Books – Oh boy, where to start on this one. There are the basics every piece of writing advice I’ve ever gotten have recommended: On Writing by Stephen King, The Elements of Style by Strunk and White, The 10% Solution, a good dictionary, thesaurus, and recently, a good synonym/antonym book.

In addition I’ve started a small collection of books on plotting, writing a novel, character development, a thesaurus filled with unusual words, books to help describe emotions and character traits, and a book to help flesh out descriptions in general. I plan to add more books as I pinpoint deficiencies in my own writing.

Software– This is one area I don’t use a lot of specially designed for writers software. I’ve heard of Scrivener, StoryCraft, MasterWriter, and others but those seem be above my current level of experience and goals. At this point, I’m content to use Word but I’m open to trying software that will make my life better.

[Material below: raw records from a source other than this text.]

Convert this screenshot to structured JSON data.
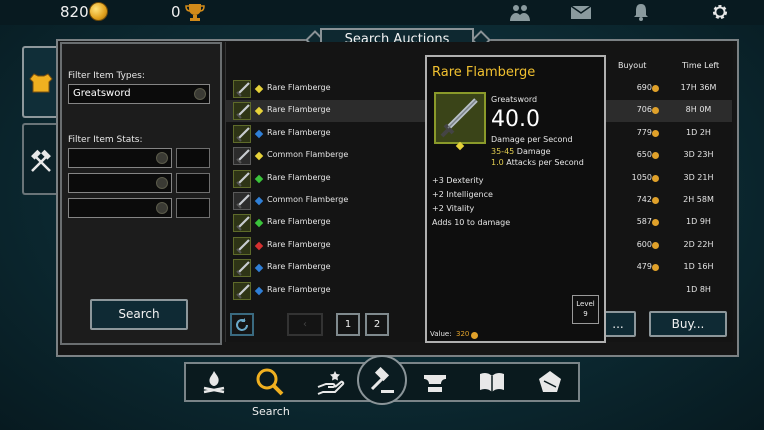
{
  "topbar": {
    "gold": "820",
    "trophies": "0",
    "icons": [
      "coin-icon",
      "trophy-icon",
      "friends-icon",
      "mail-icon",
      "bell-icon",
      "gear-icon"
    ]
  },
  "window_title": "Search Auctions",
  "filter": {
    "types_label": "Filter Item Types:",
    "type_selected": "Greatsword",
    "stats_label": "Filter Item Stats:",
    "search_label": "Search"
  },
  "columns": {
    "buyout": "Buyout",
    "time_left": "Time Left"
  },
  "items": [
    {
      "name": "Rare Flamberge",
      "gem": "#e6d23a",
      "rarity": "rare",
      "buyout": "690",
      "time": "17H 36M"
    },
    {
      "name": "Rare Flamberge",
      "gem": "#e6d23a",
      "rarity": "rare",
      "buyout": "706",
      "time": "8H 0M"
    },
    {
      "name": "Rare Flamberge",
      "gem": "#2f7fd6",
      "rarity": "rare",
      "buyout": "779",
      "time": "1D 2H"
    },
    {
      "name": "Common Flamberge",
      "gem": "#e6d23a",
      "rarity": "common",
      "buyout": "650",
      "time": "3D 23H"
    },
    {
      "name": "Rare Flamberge",
      "gem": "#3bc43b",
      "rarity": "rare",
      "buyout": "1050",
      "time": "3D 21H"
    },
    {
      "name": "Common Flamberge",
      "gem": "#2f7fd6",
      "rarity": "common",
      "buyout": "742",
      "time": "2H 58M"
    },
    {
      "name": "Rare Flamberge",
      "gem": "#3bc43b",
      "rarity": "rare",
      "buyout": "587",
      "time": "1D 9H"
    },
    {
      "name": "Rare Flamberge",
      "gem": "#d43030",
      "rarity": "rare",
      "buyout": "600",
      "time": "2D 22H"
    },
    {
      "name": "Rare Flamberge",
      "gem": "#2f7fd6",
      "rarity": "rare",
      "buyout": "479",
      "time": "1D 16H"
    },
    {
      "name": "Rare Flamberge",
      "gem": "#2f7fd6",
      "rarity": "rare",
      "buyout": "",
      "time": "1D 8H"
    }
  ],
  "pagination": {
    "page1": "1",
    "page2": "2"
  },
  "buy_label": "Buy...",
  "bid_label": "...",
  "tooltip": {
    "title": "Rare Flamberge",
    "type": "Greatsword",
    "dps": "40.0",
    "dps_label": "Damage per Second",
    "damage_range": "35-45",
    "damage_word": "Damage",
    "attacks_value": "1.0",
    "attacks_word": "Attacks per Second",
    "stats": [
      "+3 Dexterity",
      "+2 Intelligence",
      "+2 Vitality",
      "Adds 10 to damage"
    ],
    "level_label": "Level",
    "level_value": "9",
    "value_label": "Value:",
    "value_amount": "320"
  },
  "bottom_nav": {
    "active_label": "Search",
    "icons": [
      "campfire-icon",
      "search-icon",
      "sell-icon",
      "auction-gavel-icon",
      "anvil-icon",
      "book-icon",
      "map-icon"
    ]
  }
}
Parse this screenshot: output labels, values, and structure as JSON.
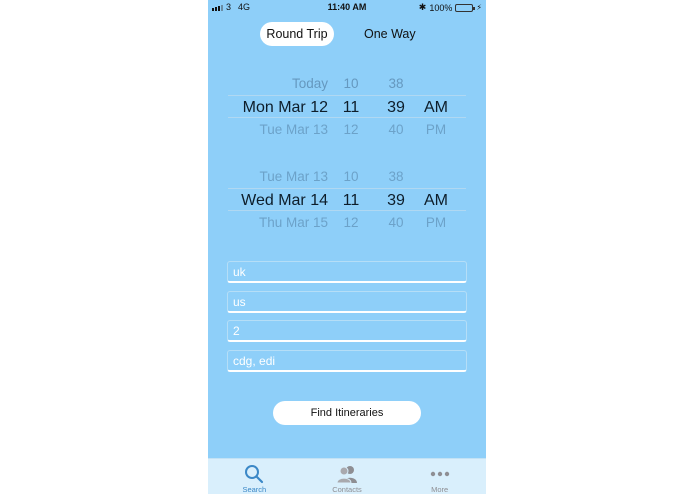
{
  "status_bar": {
    "carrier": "3",
    "network": "4G",
    "time": "11:40 AM",
    "battery": "100%",
    "battery_color": "#4cd964"
  },
  "trip_type": {
    "options": [
      "Round Trip",
      "One Way"
    ],
    "selected": "Round Trip"
  },
  "departure_picker": {
    "rows": [
      {
        "date": "Today",
        "hour": "10",
        "minute": "38",
        "ampm": ""
      },
      {
        "date": "Mon Mar 12",
        "hour": "11",
        "minute": "39",
        "ampm": "AM"
      },
      {
        "date": "Tue Mar 13",
        "hour": "12",
        "minute": "40",
        "ampm": "PM"
      }
    ]
  },
  "return_picker": {
    "rows": [
      {
        "date": "Tue Mar 13",
        "hour": "10",
        "minute": "38",
        "ampm": ""
      },
      {
        "date": "Wed Mar 14",
        "hour": "11",
        "minute": "39",
        "ampm": "AM"
      },
      {
        "date": "Thu Mar 15",
        "hour": "12",
        "minute": "40",
        "ampm": "PM"
      }
    ]
  },
  "fields": {
    "origin": "uk",
    "destination": "us",
    "passengers": "2",
    "airports": "cdg, edi"
  },
  "find_button": "Find Itineraries",
  "tabbar": {
    "items": [
      {
        "label": "Search",
        "icon": "search-icon",
        "active": true
      },
      {
        "label": "Contacts",
        "icon": "contacts-icon",
        "active": false
      },
      {
        "label": "More",
        "icon": "more-icon",
        "active": false
      }
    ],
    "active_color": "#3b88c7",
    "inactive_color": "#8e8e93"
  },
  "colors": {
    "background": "#8ecff9",
    "accent": "#ffffff"
  }
}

What I’ve been using the last few weeks that is fun and helpful is EverNote. I’ve tried using OneNote and found it cumbersome. EverNote is great for me because I can ‘clip’ pictures from websites, individual webpages, as well as search terms I’ve entered in. Although I haven’t needed this function yet, I can also search everything I’ve already got saved. EverNote stores this information into different workbooks.

Another neat feature is I can insert notes into these notebooks. EverNote has been awesome to get a visual of whatever research I’ve collected and allows me to brainstorm. With saving search terms I’ve entered into Bing or Google, it makes it so much easier for me to go back to something. Personally it is beneficial to me to have a visual of a place or article of clothing so I can describe it as best I can. In the past, if I’ve found a picture, I could never remember the correct phrase to bring up the picture again. Thus the visual is gone.

Finally, a piece of software I’ve discovered recently is Google Earth. I stumbled upon this via an article I read by a historical fiction author who mentioned using Google Earth. He used it to get an overall view of an area he was writing about. He could zoom onto streets, jot down street names, and compare the current streets with historical documents to see if they were around in the time period he was interested in. If they were, then he could see exactly how streets intersected thus lending more authenticity.

What’s really slick about Google Earth is you can click on a city and get directed to Wikipedia with info about the city. What’s also nice for me since I need visual points of reference is I can map out the distance between two towns and see what the terrain looks like. This is valuable when terrain and weather will play a significant part of your story.

These are just a few of the resources I’ve found helpful so far and I’m constantly discovering more. When I first started writing, I had no clue how much information was out there. It’s still quite a bit to take in and I suffer frequently from information overload. While I’m getting better at weeding out what is useful the biggest challenge for me is getting my hands on those resources which are valuable for a historical fiction writer.